The recycling continues in the interior fixtures, where old billboards have been used for the kitchen cabinetry; they reveal their former nature through "now you see it, now you don't" expanses of colorful graphics when the drawers are opened. Old umbrellas have been cannibalized to make delicately wiry halogen lamps. Harvesting these materials was an equally inventive process: The architects leafleted a neighborhood in Utrecht, asking locals to drop off their broken umbrellas at a colleague's apartment. Playful touches like this humanize the house, softening its uncompromising modernist proportions and die-hard environmental credentials. "You do and you don't recognize the reused parts," explains Jongert. "It's simultaneous recognition and estrangement—which is what gives rise to beauty, and humor."

Aesthetic considerations were important to both clients and architects, and not always easy to achieve: "The biggest challenge of the project was to feet all the suppliers and contractors to understand that they were working  on a project that would have to look really great in the end," says Jongert. "In the beginning, I think everyone tended to think—not having worked on a project like this before—that it would end up looking like scrap. They were surprised when the outcome was something that looks this good." There's a certain serendipity that takes over, he thinks, when you source local leftovers to create something new: "Unexpected occurrences shaped this house," he says. "For example, finding the builders' elevator encouraged us to reorganize the routing on both floors, and a mis-measured window eventually became the skylight."

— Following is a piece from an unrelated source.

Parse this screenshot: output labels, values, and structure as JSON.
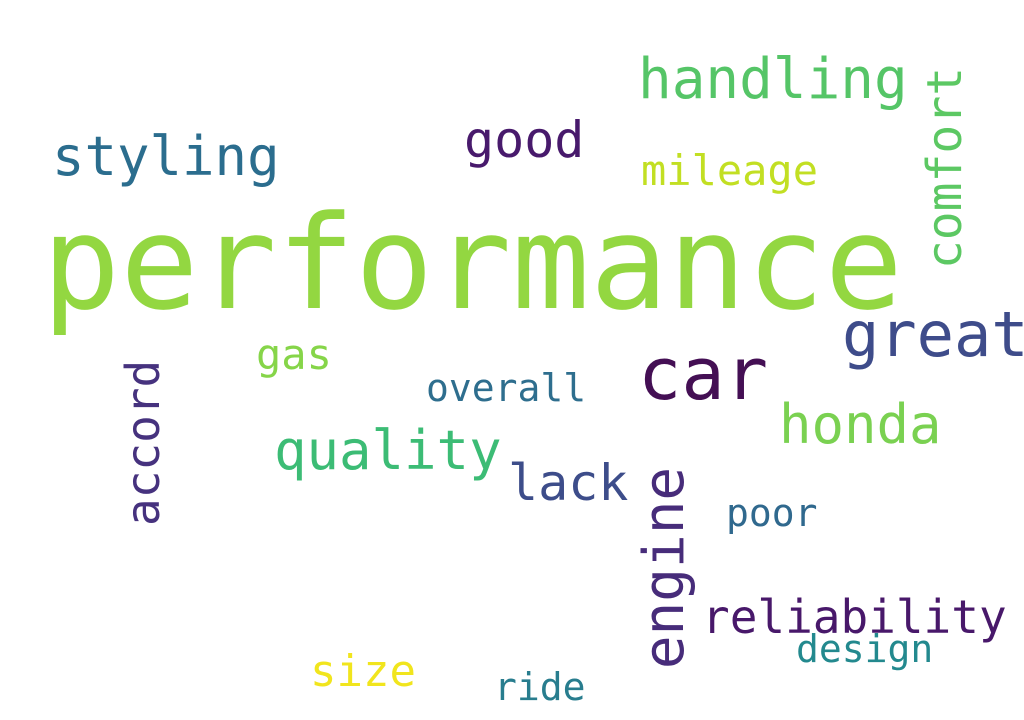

There's a fitting symbolism in recycling Enschede's junk to create a new house. The plot on which Villa Welpeloo stands was laid waste by a huge firework factory disaster ten years ago; the region's history is commemorated in a poem by Dutch writer Willem Wilmink etched into the glass by the house's main entrance. "If you'd seen how this area looked after the firework disaster, you wouldn't believe it," says Blans. "Our house really is part of a new beginning." Indeed: Out of the ashes, a new model for architecture has emerged.